その異様な空気に俺と鬼族以外の誰もが気圧されている。
「ありがとう。みんな、私たちについてきて。まずは民家から行く」
そう言ってアレンたちは仲間たちを連れて民家地帯へ移動し始める。しかし藤原とクィンが彼女たちの進行を塞いだ。
「アレンちゃん、戦士ですらない獣人たちまで殺すって、本気なの…!?」
「民間人の命まで奪うことはないはずです!それはもうただの虐殺です!あなたたちがやろうとしていることを見過ごすわけにはいきません!」
二人とも汗を垂らしつつも険しい顔つきでアレンを説得しようとする。
「虐殺?そう、私たちはこれからそれをしに行くの」
「………!?」
アレンは見開いた目をした真顔で淡々と答える。
「この国は腐ってる。獣人族は邪悪に染まった魔族。アイツらは魔人族と変わらない世界の害悪にまで堕ちたの。だから何をしても良いの」
「民間人も同罪。アイツらも分かってて仲間たちを虐げていた。戦士どもと同じ悪の一族。同じことされても文句は言わせねー」
「因果応報の意もこもった復讐なの。私たちがしようとしてることにはちゃんと正当性があるの。目には目を歯には歯を。
虐殺には虐殺、よ」
仲間たちもアレンと同じようなことを言って藤原とクィンの説得を突っぱねる。
「ダメです、一方的な殺害なんて―――」
「いくら悪人だとしても全て殺すなんて―――」
なおも二人が食い下がろうとしたので、
「「っ!?」」
重力魔法魔法で二人をその場に縫い付け、さらに雷電魔法で感電させて麻痺させる。
「甲斐田君…!?」
「コウガさん、どうして!?」
二人が俺に非難の意を込めた目を向ける。周りにいる兵士どもや元クラスメイトどもが俺に敵意を向けてくる。
「この戦争が始まる前にも言ったけど、人間と魔族とじゃ倫理観が異なる。憎いから殺す………仲間たちが大勢殺されたのならそれと同じだけの数を殺してやる。そうしないと割に合わない。アレンたちの復讐ってのはそういうことなんだと思う」
魔力を調整してダメージが入らない程度に拘束する。
「甲斐田君は、アレンちゃんたちが力の無い人たちを大勢殺すなんて残酷な所業をして何とも思わないの!?仲間たちがそんな酷いことをして……平気だっていうの?」
「これも前にも言ったけど、今回はアレンたちに全て任せるって決めてんだ。理不尽を強いるも良し、虐げるのも良し、犯すのも良し、惨たらしく殺すのも良し…だ。俺はこいつら鬼族の意思を尊重する」
そう言っている間に、アレンたちは既に大移動を始めて民家地帯へ向かっていく。藤原とクィンが体を捩って魔力を熾そうとするので縛りを少し強める。

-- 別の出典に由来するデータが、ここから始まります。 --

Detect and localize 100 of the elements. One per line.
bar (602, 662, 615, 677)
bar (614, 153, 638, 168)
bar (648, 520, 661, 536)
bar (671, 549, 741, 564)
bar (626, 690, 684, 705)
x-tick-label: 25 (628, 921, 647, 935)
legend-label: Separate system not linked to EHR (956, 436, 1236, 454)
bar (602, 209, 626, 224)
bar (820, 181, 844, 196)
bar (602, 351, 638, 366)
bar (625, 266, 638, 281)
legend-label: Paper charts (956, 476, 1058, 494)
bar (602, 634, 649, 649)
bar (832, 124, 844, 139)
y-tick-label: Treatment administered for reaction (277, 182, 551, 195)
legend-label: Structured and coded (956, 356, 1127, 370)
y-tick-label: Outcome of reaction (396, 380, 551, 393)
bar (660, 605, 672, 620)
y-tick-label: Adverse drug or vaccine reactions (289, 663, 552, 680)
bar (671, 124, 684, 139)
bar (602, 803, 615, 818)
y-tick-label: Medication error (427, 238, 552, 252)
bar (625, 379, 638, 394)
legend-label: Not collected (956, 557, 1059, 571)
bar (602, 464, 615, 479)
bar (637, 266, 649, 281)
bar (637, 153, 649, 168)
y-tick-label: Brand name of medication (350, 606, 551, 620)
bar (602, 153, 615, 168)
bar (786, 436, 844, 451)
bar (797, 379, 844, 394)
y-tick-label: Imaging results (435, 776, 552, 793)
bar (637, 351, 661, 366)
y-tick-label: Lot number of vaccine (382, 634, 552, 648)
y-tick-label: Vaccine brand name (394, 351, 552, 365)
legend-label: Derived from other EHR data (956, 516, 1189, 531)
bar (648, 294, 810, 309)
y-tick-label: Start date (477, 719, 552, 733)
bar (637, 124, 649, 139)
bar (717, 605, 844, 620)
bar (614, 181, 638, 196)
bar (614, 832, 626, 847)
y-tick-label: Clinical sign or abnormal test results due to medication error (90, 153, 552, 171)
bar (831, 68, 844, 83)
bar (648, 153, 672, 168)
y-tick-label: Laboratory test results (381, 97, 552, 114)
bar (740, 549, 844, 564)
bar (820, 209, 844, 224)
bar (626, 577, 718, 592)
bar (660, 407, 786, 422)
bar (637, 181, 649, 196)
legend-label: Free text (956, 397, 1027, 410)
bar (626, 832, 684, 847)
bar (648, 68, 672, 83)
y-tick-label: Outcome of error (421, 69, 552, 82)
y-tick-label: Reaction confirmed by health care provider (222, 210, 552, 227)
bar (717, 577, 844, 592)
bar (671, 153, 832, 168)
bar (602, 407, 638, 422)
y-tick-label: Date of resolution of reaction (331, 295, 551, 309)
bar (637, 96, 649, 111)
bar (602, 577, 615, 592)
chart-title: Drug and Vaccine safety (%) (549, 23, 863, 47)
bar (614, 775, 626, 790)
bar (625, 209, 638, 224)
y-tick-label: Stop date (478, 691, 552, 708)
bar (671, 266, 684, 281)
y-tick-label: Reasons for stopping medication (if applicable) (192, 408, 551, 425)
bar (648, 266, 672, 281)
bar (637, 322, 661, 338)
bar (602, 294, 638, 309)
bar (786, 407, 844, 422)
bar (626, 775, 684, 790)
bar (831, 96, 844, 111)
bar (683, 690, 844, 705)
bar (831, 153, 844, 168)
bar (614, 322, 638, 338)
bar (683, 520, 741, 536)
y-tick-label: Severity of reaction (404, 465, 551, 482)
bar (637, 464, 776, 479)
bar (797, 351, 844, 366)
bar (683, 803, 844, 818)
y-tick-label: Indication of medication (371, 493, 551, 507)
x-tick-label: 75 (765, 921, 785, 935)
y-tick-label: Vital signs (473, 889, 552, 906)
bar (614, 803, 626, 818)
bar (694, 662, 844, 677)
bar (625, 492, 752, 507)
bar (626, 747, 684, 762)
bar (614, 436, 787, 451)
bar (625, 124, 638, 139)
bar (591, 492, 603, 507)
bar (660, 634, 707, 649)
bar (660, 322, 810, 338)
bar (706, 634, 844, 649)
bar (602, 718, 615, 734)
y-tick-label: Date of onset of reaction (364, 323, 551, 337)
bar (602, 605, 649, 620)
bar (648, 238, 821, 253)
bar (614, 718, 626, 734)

「無理をするな。体力と魔力はもう空っぽに近いのは知ってる。あんたらはアレンたちの気持ちをどこまで分かってやれてる?虐殺が苦手なのは分かるけど、邪魔しないでくれねーか?」
「コウガさん……!」
クィンが震えながら俺を見る。その表情からは悔しさがにじみ出ている。
「俺は何となく分かるんだ。アレンたちが復讐したいって気持ちが。俺もそうなりかけたことがあったから」
「………っ!」
高園が俺の呟きに反応する。何を思ったのか知らないが複雑そうに目を伏せる。
「甲斐田君、それがあなたの答え…なのね」
「ああ。心配すんな。あいつらがただの鬼畜になろうってんなら、俺が何とか止めてやる」
もうアレンたちを止める気が無いと察したから拘束魔法を解いてやる。兵士の何人かがクィンを縛ったことでブーイングしてくるし、堂丸が怒り心頭で俺に突っかかろうとする。
「何の事情も知らねー部外者どもは黙ってろ」
そう言い放って全員黙らせる。
「こんな事を……見過ごすなんて…っ」
「あんなにあっさり虐殺を宣言するくらいの、憎しみが……アレンちゃんたちにはあったって言うの?」
地面にへたり込んだクィンと藤原は力無く呟く。二人を介抱しつつの高園は、俺に何か言いたそうに見つめてくるが、何も言ってこなかった。